I shivered. "Jamie said I hurt myself when I was—tiny—" I said slowly.

"It's a demon scar, Lanen," she said, her face unreadable. "You weren't even a year old. They came for me. I had learned how to get rid of them, but that time—that time there were more of them, and they hurt you as well." For the first time her gaze left mine as she lived that moment again. I wondered, in a quiet part of my mind, how many times she had lived it over the years. "It was such a tiny scratch, but you cried so hard. I had to fight you even to cleanse it. By the time I was done I was shaking so badly I had to put you down lest I drop you."

I waited.

"I was younger than you are now, Lanen. I knew so little of life," she said, and for the first time she let her guard down a little. " I knew it was wrong to treat Jamie so, but—"

"Why did you, then?" I demanded.

She stared into my eyes, challenging me. "Life is not always black and white, Daughter. Sometimes we just have to find the shade of grey that we can live with. The sooner you learn that, the better." She frowned and looked away. "I thought the demons would take you and any who cared for you. My own life I never feared to risk, but I could not bear that they should hurt either of you, whom I"—she stopped and wrapped her arms about herself— "either of you, whom I loved."

"I see. You loved us," I mocked. "You loved us so much you abandoned us for twenty-four years."

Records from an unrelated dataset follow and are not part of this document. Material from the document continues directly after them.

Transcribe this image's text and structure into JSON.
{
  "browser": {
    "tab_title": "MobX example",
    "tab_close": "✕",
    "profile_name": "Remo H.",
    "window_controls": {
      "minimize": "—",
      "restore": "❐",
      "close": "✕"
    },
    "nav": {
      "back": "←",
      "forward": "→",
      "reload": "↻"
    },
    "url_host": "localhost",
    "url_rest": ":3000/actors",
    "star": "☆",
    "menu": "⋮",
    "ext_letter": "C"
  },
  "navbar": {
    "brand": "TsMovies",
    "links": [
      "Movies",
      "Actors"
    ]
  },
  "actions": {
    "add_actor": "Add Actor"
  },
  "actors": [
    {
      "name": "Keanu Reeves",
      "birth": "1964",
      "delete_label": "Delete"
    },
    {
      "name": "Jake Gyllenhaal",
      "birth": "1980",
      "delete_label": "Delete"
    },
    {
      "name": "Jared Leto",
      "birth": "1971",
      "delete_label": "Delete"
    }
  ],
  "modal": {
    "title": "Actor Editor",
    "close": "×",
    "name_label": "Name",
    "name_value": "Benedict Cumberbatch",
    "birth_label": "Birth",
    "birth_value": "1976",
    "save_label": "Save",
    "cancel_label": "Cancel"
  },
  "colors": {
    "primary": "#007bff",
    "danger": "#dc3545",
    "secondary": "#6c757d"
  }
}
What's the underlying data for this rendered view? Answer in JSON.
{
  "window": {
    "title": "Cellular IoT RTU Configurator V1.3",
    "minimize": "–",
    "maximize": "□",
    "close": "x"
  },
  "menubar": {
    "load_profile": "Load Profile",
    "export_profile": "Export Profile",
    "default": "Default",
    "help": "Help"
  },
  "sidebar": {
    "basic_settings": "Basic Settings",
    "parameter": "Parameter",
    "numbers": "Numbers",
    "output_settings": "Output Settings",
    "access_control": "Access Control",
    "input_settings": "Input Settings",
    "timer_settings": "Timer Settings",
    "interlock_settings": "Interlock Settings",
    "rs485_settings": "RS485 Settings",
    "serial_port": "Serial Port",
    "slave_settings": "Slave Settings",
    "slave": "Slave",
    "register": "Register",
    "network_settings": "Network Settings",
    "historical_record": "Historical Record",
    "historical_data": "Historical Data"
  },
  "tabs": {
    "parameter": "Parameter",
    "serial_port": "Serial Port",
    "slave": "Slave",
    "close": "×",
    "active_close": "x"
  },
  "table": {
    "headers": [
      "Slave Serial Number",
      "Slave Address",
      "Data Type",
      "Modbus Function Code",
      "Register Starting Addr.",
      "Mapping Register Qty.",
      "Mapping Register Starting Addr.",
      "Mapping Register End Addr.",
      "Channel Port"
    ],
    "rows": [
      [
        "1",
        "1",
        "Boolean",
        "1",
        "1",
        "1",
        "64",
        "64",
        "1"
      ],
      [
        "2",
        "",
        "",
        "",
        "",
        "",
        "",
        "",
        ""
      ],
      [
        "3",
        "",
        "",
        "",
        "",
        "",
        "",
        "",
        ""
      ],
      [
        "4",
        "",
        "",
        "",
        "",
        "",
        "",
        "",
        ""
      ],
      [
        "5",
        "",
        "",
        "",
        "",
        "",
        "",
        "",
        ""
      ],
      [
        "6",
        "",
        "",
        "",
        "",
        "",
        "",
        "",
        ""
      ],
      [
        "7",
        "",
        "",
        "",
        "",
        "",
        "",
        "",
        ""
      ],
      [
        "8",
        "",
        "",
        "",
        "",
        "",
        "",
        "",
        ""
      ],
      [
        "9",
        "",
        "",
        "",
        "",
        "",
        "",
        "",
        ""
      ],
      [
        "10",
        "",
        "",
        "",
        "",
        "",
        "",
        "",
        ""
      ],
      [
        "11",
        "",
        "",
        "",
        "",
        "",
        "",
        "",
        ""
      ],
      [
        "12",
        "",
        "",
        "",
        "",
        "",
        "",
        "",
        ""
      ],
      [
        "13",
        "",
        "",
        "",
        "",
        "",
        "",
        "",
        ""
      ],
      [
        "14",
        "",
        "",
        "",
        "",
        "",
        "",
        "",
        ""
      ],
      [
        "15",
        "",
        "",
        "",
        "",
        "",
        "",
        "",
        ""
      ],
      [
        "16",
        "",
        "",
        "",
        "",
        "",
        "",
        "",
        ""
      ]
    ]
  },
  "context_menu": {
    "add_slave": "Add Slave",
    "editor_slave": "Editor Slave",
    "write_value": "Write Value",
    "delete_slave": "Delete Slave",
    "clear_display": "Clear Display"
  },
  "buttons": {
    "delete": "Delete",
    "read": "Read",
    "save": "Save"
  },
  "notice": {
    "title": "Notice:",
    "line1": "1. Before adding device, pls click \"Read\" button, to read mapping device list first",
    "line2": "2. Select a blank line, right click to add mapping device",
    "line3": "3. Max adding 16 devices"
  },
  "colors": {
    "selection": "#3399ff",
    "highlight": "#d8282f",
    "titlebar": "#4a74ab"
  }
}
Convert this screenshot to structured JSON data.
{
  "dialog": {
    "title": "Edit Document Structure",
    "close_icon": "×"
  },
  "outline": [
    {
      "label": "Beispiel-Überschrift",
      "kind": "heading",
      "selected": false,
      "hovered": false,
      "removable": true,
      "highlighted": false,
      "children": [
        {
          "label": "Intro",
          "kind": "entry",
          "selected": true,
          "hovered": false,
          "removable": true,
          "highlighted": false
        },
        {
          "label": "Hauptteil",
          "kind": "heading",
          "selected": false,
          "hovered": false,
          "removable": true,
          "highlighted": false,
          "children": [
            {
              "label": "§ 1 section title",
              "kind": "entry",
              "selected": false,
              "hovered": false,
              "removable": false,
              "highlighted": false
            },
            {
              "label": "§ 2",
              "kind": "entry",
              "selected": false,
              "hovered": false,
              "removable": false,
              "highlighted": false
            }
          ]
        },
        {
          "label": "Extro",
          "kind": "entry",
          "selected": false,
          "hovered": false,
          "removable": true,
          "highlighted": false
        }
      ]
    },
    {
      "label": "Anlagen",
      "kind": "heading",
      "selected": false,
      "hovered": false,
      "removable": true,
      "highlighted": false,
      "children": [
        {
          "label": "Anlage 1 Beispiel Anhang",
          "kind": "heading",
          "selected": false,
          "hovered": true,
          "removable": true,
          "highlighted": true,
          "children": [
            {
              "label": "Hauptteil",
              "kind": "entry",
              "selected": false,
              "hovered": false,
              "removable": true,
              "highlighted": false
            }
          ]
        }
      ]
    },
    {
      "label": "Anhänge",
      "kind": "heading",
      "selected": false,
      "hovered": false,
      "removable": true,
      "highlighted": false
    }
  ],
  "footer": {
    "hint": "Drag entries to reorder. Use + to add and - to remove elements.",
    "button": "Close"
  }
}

Maran sighed, and in that moment her whole armour of self-control dropped away, leaving only a middle-aged woman with a weary heart. "Bloody stupid, isn't it? Hells, Lanen. I know I'm too late," she sighed. "I know I've done damn near everything wrong, but"—she caught my gaze again and said very quietly—"my soul to the Lady, Daughter, I loved you and Jamie so much that I murdered my own heart and left you. I could not bear to be your death."